Mythbusting Kevin Bonham on how voting works
Kevin Bonham, has a twitter thread up disputing my telling of wasted vote. Here’s the thread itself. It contains a large number of incorrect assertions. Let’s mythbust.
he asked Antony to do his "research" for him
This is not correct. I asked Antony if he happened to know a particular figure. I didn’t ask him to do research at all.
djrobstep has a lunatic concept of "wasted vote" that for NSW includes every vote that doesn't land with the winner, every voter who chooses to exhaust their vote, and the winner's entire victory margin.
Each of these is quite obviously a wasted vote. I think everybody agrees that exhausted votes are wasted (they literally don’t make it to in the final runoff) so let’s cover the other two.
Votes that don’t land with the winner quite obviously don’t result in anybody getting elected. If that vote had not been cast, or magically disappeared, the end result would be identical - the same candidate would have won. Thus, that vote has no effect on representation.
Likewise, excess votes could all magically disappear and also leave the outcome unchanged. Win by 10 or win by 10000, none of those votes matter beyond the first winning one in terms of the seats allocated.
As I’ve noted before, this is intuitively obvious to anybody who has been involved in any kind of election campaigning in Australia. You choose target seats based on which seats you think you can help swing, and focus your efforts there.

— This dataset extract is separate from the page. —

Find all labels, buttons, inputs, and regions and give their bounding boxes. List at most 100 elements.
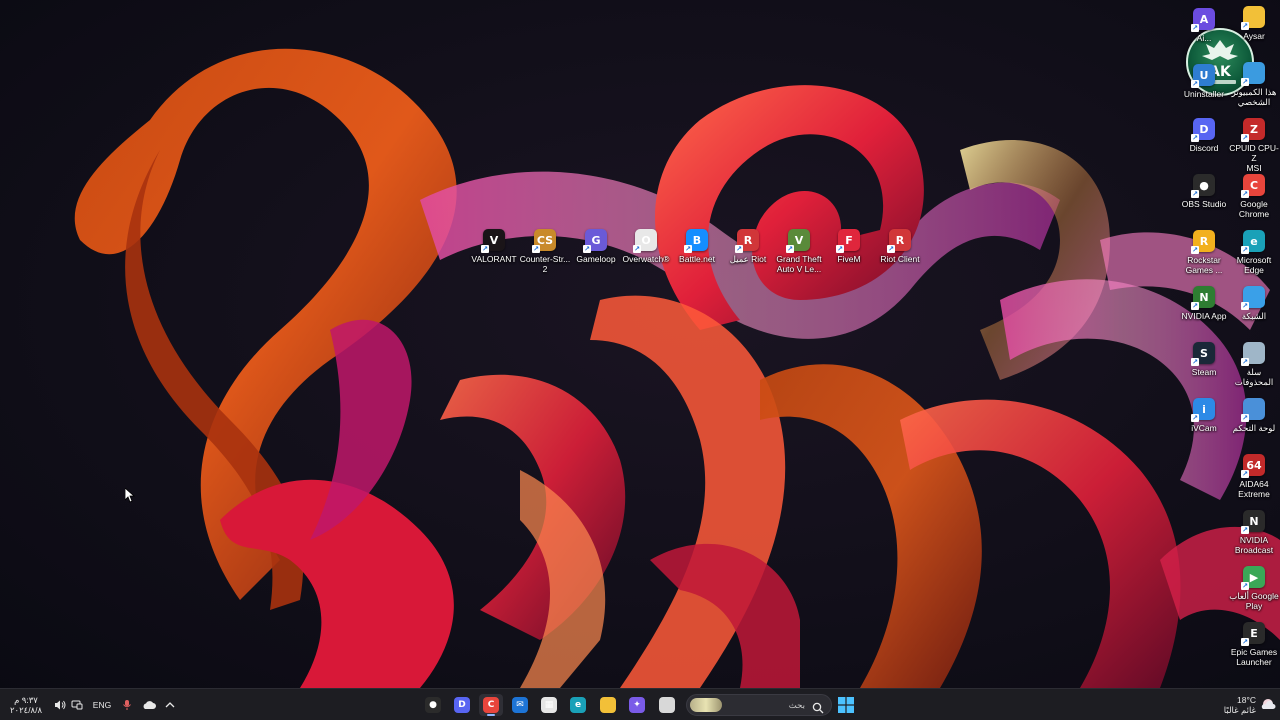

You ignore safe seats.
Why do you do this? Because additional votes in safe seats don’t change the outcome. But if you can flip a swing seat, that means a whole lot less of your votes end up wasted. Instead of finishing as (wasted) losing votes, they finish as winning votes. And because the margin of victory is usually smaller than a safe seat, less votes get wasted as excess winning votes too.
This stuff is just basic, obvious intuition that everybody who has thought about political tactics knows intuitively. And yet, somehow Kevin thinks it’s a lunatic move to point it out. Weird.

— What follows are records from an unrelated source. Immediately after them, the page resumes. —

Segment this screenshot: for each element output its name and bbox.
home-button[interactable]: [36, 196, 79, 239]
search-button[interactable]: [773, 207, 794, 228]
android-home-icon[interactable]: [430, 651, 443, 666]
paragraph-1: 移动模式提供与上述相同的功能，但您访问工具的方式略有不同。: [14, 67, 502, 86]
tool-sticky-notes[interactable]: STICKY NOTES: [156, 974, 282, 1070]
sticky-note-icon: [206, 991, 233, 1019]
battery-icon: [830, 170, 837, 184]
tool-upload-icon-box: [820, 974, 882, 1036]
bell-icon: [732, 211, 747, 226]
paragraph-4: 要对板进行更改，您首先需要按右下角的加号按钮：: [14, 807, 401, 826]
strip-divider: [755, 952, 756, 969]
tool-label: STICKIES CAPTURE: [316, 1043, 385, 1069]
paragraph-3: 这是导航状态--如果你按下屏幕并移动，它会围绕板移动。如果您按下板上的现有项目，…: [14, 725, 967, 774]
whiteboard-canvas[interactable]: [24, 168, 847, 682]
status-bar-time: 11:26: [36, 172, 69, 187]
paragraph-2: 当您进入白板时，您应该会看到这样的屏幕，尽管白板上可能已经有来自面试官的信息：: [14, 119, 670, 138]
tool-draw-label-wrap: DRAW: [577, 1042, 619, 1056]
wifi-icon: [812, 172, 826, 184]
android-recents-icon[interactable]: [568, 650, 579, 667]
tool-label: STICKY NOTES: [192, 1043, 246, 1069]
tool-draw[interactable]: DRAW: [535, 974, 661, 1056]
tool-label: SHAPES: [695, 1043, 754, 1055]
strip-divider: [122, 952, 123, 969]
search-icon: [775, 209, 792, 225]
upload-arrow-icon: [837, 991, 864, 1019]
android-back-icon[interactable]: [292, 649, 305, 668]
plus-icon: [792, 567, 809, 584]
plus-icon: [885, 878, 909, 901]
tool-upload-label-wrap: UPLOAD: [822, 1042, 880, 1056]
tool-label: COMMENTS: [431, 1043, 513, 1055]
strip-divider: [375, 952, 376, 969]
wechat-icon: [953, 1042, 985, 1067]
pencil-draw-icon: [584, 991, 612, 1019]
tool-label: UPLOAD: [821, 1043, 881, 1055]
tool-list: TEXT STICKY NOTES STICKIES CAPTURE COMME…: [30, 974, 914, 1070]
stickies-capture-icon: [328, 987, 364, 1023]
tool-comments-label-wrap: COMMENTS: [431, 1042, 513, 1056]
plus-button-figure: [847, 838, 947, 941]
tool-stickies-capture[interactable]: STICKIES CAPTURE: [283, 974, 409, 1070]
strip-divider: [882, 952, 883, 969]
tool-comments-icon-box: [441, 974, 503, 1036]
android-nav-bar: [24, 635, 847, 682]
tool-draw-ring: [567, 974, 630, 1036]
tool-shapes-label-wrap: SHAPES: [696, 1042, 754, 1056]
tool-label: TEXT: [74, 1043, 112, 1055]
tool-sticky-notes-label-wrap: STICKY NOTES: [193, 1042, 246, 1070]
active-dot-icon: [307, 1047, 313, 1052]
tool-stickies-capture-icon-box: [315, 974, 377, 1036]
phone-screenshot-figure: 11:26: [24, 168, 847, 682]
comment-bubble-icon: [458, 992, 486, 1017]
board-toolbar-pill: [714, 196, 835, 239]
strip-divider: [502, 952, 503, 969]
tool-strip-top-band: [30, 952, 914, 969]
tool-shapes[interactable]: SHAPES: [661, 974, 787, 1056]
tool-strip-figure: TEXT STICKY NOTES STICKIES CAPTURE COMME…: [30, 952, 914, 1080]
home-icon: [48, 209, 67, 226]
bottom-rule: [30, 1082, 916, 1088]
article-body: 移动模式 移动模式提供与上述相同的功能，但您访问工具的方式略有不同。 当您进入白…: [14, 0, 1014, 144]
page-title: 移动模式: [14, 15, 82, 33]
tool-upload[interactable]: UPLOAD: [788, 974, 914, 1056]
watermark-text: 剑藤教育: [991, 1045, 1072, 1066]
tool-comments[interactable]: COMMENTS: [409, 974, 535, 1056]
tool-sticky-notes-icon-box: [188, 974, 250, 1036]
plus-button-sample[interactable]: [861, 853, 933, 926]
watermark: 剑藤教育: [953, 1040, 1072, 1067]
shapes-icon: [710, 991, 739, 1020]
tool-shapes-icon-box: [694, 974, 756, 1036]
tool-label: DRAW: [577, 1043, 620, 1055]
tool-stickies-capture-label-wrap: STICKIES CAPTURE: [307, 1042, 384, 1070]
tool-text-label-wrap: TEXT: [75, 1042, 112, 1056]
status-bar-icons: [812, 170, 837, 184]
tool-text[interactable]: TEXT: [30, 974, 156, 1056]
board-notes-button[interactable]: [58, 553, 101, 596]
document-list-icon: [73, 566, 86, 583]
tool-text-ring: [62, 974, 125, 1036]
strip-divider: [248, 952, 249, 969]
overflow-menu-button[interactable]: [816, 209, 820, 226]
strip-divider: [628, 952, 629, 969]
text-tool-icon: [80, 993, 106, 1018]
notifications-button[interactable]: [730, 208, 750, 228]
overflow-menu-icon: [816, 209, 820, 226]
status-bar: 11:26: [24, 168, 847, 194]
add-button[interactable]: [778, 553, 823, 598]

He actually explicitly states that the winner's margin of votes are "unrepresented" as if you can pick out of everyone who voted for the seat winner and say that this many people contributed to the win and this many didn't.
This is just a bizarre denial of the basic concepts of fungibility and winning margin.
Votes are fungible. If I pour 3 litres of water into a 2 litre container, I don’t need to know which particular atoms of water will overflow to tell you how much will overflow. Likewise with votes. To beat the other guy, you need to win by 1. Anything above that is excess. It doesn’t contribute to the win, because you’ve already won. If Candidate A beats Candidate B by 30000 to 20000, then 20001 of those A votes were required to win (any less and they wouldn’t have won, they’d have tied or lost), but 9999 were excess.
Again this is something that any sports fan can tell you. If your favourite team thrashes another team by 100 points, it’s certainly fun, but at the end of the day winning by 1 was all you needed, and the extra 99 don’t change the fact that you won the game.
This has its roots in methods used to detect gerrymanders in the USA (by comparing supposed "wasted votes" between parties) but he doesn't do that.
I did exactly that, actually. In my original “gerrymandering” post, I discussed the wildly differing amount of wasted votes between parties.
Instead he refers to the total of supposed "wasted votes" and claims on that basis to have detected a gerrymander.
The total amount of wasted vote is interesting for multiple reasons.
The more wasted vote, the more potential for unrepresentative outcomes. Near-zero wasted vote implies a highly representative outcome. An election with a high level of wasted vote, meanwhile, *can be* representative, but that is entirely dependent on how the non-wasted votes are distributed between electorates - that is, the geographic dispersal of voters throughout various electorates.
A result with high wasted vote but high proportionality is a coincidence of dispersal. Parties that are advantaged by that dispersal will tend to resist changing that system - keeping it in place on order to gain more seats than they would otherwise be entitled. Sound familiar?
Also, the total amount of wasted vote is in itself a measure of democratic legitimacy or mandate. 60% wasted vote means the parliament is literally not representing 60% of voters in a fundamental sense. That should deeply offend the sensibility of anybody who claims to support democracy.
the concept he's misusing without understanding what it is for is better referred to as inefficient distribution. It's for looking at cases where, eg, one party has a few big wins and a lot of narrow losses and hence gets ripped off by the system. It's not an issue here.
Of course it’s an issue here. If it were not, the results of the last federal election would not look like this:
Can anybody really look at this and claim the Greens aren’t being being “ripped off” here, with 12% of the vote but only 4 seats in 151?